3.5 KiB
VERDICT: GREEN
Todo-sovellus FastAPI + SQLite, CRUD-endpointit ja testit
Overview
This project is a simple todo application built using the FastAPI framework and an SQLite database. It provides CRUD (Create, Read, Update, Delete) endpoints for managing tasks.
Files
| File | Purpose |
|---|---|
| models.py | Defines the data model for tasks using SQLAlchemy ORM. |
| schemas.py | Contains Pydantic models for input validation. |
| main.py | Implements FastAPI routes and database operations. |
| pyproject.toml | Project metadata and dependencies configuration. |
| test_main.py | Unit tests for all CRUD endpoints using FastAPI TestClient. |
| Dockerfile | Defines the build steps to create a Docker image of the application. |
Quick Start
git clone cd project uv sync uv run uvicorn main:app --reload
Docker
docker build -t todo-sovellus-fastapi---sqlite--crud-endpointit-ja-testit . docker run -p 8000:8000 todo-sovellus-fastapi---sqlite--crud-endpointit-ja-testit
API Endpoints
| Method | Path | Description |
|---|---|---|
| POST | /tasks/ | Create a new task. |
| GET | /tasks/ | List all tasks or filter by status. |
| GET | /tasks/{id} | Get a task by ID. |
| PUT | /tasks/{id} | Update an existing task. |
| DELETE | /tasks/{id} | Delete a task. |
Architecture
The project structure is logical and organized into separate files for models, schemas, main application logic, testing, and Docker configuration.
- models.py: Defines the
Taskmodel using SQLAlchemy ORM to interact with the SQLite database. - schemas.py: Contains Pydantic models (
TaskCreate,TaskResponse) for input validation and response formatting. - main.py: Implements FastAPI routes that handle CRUD operations. It uses dependency injection via
get_dbfunction to manage database sessions. - pyproject.toml: Specifies project metadata and dependencies such as FastAPI, Uvicorn, and SQLAlchemy.

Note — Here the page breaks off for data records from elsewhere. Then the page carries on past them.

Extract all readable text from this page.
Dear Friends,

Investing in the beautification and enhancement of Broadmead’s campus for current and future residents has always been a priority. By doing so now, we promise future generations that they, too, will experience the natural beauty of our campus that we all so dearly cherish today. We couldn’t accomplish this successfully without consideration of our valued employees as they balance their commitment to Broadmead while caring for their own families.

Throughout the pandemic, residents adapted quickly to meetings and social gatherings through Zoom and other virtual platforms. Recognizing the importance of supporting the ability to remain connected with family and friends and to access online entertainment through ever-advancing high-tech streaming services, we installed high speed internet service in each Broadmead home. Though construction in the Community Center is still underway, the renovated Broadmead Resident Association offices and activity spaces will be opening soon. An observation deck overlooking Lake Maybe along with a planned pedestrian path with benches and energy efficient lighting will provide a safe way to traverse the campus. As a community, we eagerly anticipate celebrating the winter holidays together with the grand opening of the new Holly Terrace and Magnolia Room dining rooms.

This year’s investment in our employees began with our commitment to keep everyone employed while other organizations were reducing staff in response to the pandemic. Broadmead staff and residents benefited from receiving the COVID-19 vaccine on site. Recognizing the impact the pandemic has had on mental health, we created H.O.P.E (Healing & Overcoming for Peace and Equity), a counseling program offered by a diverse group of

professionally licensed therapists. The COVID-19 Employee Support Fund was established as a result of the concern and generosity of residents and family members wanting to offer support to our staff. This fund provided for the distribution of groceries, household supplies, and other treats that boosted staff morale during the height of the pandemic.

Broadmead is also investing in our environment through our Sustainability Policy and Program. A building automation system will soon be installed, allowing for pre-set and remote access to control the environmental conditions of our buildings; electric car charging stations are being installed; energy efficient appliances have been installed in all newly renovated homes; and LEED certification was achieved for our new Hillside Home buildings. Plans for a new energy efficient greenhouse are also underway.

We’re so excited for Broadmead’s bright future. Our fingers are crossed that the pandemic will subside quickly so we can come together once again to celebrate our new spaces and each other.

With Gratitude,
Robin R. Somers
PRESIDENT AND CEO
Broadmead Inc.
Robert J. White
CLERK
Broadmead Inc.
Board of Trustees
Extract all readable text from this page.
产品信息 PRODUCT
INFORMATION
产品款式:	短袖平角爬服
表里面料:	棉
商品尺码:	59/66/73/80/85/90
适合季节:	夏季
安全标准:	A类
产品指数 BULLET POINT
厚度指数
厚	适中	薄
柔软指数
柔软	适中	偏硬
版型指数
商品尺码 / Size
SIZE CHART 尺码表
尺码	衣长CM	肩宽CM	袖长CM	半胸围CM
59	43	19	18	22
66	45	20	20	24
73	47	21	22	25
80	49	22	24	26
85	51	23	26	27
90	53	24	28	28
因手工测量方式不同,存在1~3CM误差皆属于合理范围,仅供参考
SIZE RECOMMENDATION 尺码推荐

- test_main.py: Contains unit tests for all CRUD endpoints using the FastAPI TestClient.
- Dockerfile: Defines the Docker image build process.
Risk Assessment
| Severity | Issue |
|---|---|
| LOW | SQL injection risks are mitigated by using ORM (SQLAlchemy) which prevents direct SQL execution. |
| MEDIUM | Input validation is done at the schema level with Pydantic, but there's no explicit check for sensitive data like passwords in TaskCreate. |
| HIGH | Error handling could be more graceful and informative to improve user experience and debugging. |
| LOW | Database connection management using SQLAlchemy sessionmaker is handled correctly. It ensures that sessions are properly opened and closed. |
| MEDIUM | Edge cases such as concurrent access or large datasets aren't explicitly handled, which might lead to performance issues. |
Maintanability
- Consistent Naming: Variable names like
task_id,db_taskfollow a consistent naming convention. - Clear Code Structure: Each operation (CRUD) has its own function in
main.py, and the code is structured clearly for readability. - New Developer Understanding: A new developer would find it easy to understand the project due to organized file structure, clear comments, and well-defined responsibilities.
Overall Assessment
SHIP IT
The project demonstrates a good balance between functionality and maintainability. The use of FastAPI, SQLAlchemy, and Pydantic ensures that the application is both performant and secure. The addition of unit tests further enhances confidence in the reliability and correctness of the codebase.